Выбрать главу

Согласившись со мной, Алексеев сказал:

— Да это черт знает что, обрекать такого деятельного генерала, как вы, на полное бездействие. Но это система Керенского, он не терпит около себя генералов, пользующихся доверием войск. Всех, кого можно было, он уже удалил с постов; а уж набирает… — он сделал выразительную паузу и, дав волю охватившему его негодованию, продолжал: — Взять хотя бы этого негодяя Черемисова. Его давно следовало выгнать из армии, а Керенский назначил его главнокомандующим Северного фронта. Каково, а? Но этого мало! Проклятый адвокатишка хотел во что бы то ни стало продвинуть Черемисова и дальше. На мое место. Сюда, в штаб верховного. Поверите ли, Михаил Дмитриевич, мне стоило большого труда заставить его отказаться от этого дикого назначения и согласиться на Духонина.

— Мне думается, Михаил Васильевич, что Ставка настолько потеряла свое значение, — возразил я, — что назначение сюда Черемисова принесло бы меньше вреда, нежели неминуемый по его вине развал Северного фронта.

— Ничего не наделаешь. Армии у нас нет, а Керенский этого не понимает, как ничего не смыслит и в самом военном деле, — сказал Алексеев и, подумав, прибавил: — Сегодня вечером я увижу Керенского и предложу вашу кандидатуру на пост командира XLII отдельного корпуса в Финляндии… Вместо убитого солдатами генерала Орановского… Думаю, что выторгую для вас у главковерха права командующего армией и соответствующее содержание, — соблазняя меня высоким окладом, предложил он.

Я поблагодарил, но наотрез отказался, хотя ничто так не тяготило меня, как длительное бездействие. Предполагаемая высадка немцев в Финляндии и возможность нанести им первый удар делали для меня назначение в корпус заманчивым. Но генерал-губернатором Финляндии был тогда Некрасов — это не могло меня не пугать. Думец и кадет, занимавший прежде во Временном правительстве посты то министра путей сообщения, то финансов, он успел уже вооружить против себя и местное финское население и солдат. Я знал, что не уживусь с ним, и откровенно сказал Алексееву, что в случае моего назначения в корпус начну с ареста Некрасова. Не радовало меня и то, что в случае перевода в Финляндию я окажусь в подчинении у Черемисова, которого считал недостойным его высокого, поста.

— Пожалуй, я устрою вам права командующего отдельной армией, — сказал мне в ответ Алексеев.

Я не мог понять, почему Алексееву так хочется устроить мое назначение в Финляндии, и, только сообразил, что он по каким-то особым своим соображениям стремится удалить меня из Ставки, выдвинул еще один довод против моего назначения. Балтийский флот, без которого нельзя было бороться против ожидавшейся десантной операции германской армии, находился в подчинении Северного фронта, и передать его в мое распоряжение Временное правительство, конечно, не согласится.

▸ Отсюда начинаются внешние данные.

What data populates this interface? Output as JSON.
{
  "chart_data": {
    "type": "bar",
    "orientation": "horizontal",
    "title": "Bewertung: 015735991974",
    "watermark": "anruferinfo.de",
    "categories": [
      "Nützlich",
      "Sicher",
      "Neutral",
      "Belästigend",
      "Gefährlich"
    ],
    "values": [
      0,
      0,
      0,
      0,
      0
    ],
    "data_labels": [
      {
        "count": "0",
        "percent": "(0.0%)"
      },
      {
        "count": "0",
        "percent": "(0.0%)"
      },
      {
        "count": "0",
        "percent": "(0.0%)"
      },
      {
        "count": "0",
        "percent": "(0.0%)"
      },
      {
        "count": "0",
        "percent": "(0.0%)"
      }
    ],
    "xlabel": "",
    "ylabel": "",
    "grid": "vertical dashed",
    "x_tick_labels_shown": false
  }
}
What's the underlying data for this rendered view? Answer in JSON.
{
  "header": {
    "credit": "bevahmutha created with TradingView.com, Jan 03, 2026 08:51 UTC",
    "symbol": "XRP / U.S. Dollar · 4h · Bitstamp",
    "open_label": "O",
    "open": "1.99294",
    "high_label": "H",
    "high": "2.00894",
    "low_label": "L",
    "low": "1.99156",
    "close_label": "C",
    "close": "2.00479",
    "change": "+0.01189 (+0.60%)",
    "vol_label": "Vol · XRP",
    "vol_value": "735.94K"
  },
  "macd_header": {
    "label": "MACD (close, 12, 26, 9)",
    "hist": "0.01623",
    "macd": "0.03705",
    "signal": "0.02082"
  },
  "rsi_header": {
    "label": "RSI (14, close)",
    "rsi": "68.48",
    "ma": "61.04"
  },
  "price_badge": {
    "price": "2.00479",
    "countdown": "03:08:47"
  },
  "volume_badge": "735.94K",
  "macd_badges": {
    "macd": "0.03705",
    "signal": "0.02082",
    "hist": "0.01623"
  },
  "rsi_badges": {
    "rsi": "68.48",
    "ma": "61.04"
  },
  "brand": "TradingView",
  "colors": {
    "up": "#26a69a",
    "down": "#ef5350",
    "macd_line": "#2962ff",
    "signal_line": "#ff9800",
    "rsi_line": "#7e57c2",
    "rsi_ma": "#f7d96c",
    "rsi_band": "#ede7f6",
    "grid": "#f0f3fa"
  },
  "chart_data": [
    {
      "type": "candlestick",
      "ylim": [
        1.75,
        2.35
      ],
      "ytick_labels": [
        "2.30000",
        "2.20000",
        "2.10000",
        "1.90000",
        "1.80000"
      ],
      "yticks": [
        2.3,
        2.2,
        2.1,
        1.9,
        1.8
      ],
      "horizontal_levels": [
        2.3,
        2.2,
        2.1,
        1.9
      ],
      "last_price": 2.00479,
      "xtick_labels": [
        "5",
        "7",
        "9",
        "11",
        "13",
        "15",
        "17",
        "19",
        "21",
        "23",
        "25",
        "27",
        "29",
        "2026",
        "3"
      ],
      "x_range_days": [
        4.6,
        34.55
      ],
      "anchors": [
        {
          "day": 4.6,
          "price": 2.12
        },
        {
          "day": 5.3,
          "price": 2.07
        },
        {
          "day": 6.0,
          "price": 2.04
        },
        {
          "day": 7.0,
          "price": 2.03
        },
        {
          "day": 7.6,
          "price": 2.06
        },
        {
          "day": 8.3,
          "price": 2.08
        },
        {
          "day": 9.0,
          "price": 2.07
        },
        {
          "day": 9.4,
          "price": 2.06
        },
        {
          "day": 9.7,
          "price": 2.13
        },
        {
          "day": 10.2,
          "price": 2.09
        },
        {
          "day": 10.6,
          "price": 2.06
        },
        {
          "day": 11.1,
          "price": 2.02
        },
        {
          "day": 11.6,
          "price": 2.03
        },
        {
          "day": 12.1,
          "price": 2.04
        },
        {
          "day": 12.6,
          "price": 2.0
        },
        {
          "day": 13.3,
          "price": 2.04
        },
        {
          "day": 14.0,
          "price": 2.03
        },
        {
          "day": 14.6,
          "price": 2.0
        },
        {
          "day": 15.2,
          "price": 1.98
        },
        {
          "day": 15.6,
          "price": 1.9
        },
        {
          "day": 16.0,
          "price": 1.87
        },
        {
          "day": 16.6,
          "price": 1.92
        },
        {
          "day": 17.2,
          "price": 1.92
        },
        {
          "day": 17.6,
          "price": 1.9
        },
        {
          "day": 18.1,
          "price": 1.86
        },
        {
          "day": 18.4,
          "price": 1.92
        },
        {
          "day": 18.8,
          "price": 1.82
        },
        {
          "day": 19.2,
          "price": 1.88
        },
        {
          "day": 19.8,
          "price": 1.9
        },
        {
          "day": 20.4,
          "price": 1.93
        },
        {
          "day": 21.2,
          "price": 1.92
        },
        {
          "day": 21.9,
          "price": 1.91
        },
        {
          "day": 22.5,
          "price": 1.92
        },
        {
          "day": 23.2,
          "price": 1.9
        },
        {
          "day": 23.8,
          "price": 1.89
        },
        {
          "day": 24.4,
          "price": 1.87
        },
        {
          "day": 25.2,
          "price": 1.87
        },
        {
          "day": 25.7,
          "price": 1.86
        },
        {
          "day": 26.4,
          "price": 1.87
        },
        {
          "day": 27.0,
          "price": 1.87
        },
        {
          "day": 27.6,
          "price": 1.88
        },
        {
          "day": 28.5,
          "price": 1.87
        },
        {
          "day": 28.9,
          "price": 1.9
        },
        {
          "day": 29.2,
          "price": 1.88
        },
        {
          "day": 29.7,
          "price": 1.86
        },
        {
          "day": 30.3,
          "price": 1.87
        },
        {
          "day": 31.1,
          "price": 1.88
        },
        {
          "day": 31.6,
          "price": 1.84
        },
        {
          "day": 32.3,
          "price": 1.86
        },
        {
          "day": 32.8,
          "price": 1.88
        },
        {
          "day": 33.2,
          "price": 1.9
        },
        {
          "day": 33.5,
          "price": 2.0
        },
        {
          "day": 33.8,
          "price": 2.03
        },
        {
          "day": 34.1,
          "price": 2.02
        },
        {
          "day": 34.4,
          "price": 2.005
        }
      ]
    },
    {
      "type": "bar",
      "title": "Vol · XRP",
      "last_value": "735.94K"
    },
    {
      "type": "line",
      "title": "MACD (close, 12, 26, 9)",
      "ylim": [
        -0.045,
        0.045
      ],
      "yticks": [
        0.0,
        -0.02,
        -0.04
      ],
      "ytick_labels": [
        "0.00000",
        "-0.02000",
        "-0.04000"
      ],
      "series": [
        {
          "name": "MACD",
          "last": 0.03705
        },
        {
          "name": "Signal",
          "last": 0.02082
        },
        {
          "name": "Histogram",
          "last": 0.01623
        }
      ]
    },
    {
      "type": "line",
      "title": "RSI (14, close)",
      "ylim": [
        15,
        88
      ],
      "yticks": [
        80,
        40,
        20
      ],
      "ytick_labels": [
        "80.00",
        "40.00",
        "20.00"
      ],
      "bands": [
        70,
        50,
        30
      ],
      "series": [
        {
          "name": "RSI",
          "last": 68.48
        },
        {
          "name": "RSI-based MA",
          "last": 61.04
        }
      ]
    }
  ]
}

Доводы мои подействовали, и Алексеев обещал мне не возбуждать перед Керенским вопроса о столь нежелательном для меня назначении.

На следующий день часов в девять вечера я оказался в толпе, собравшейся около вагон-салона Алексеева. Провожавших набралось порядочно, преимущественно из чинов Ставки. Знакомые с Алексеевым «домами» вошли в вагон. Вошел и я.

— С Керенским я так и не говорил относительно вас, — сказал мне на прощанье Алексеев. Это было правдой, и на некоторое время меня оставили в покое.

Глава четырнадцатая

Нравы «послефевральской» Ставки. — Религиозный психоз Дитерихса. — Могилевский Исполком. — Меня прочат в генерал-губернаторы. — Могилевский гарнизон. — Прибытие арестованного Деникина. — С депутацией у Керенского.

Управления штаба, совсем не по-походному устроившиеся в давно обжитых помещениях, и внешним видом наводнявших их офицеров, военных чиновников и солдат и медлительным и спокойным характером ежедневных занятий почти ничем не отличались от довоенных учреждений подобного рода.

Февральский переворот не изменил привычного распорядка; упростился лишь этикет, заведенный при последнем царе придворными и свитой.

Служебный день начинался в десять часов утра и продолжался до обеда, который подавался с часу. После обеда чины штаба собирались на вечерние занятия. Этим-то, собственно, и отличался распорядок военного времени от мирного. Вечерние занятия продолжались недолго, и только в особо важных случаях в Ставке засиживались допоздна.

Как и прежде, офицерское собрание находилось в помещении кафе-шантана, в свое время открытого при лучшей в городе гостинице «Бристоль». В «Бристоле», как и до свержения самодержавия, жили чины военных миссий, союзников.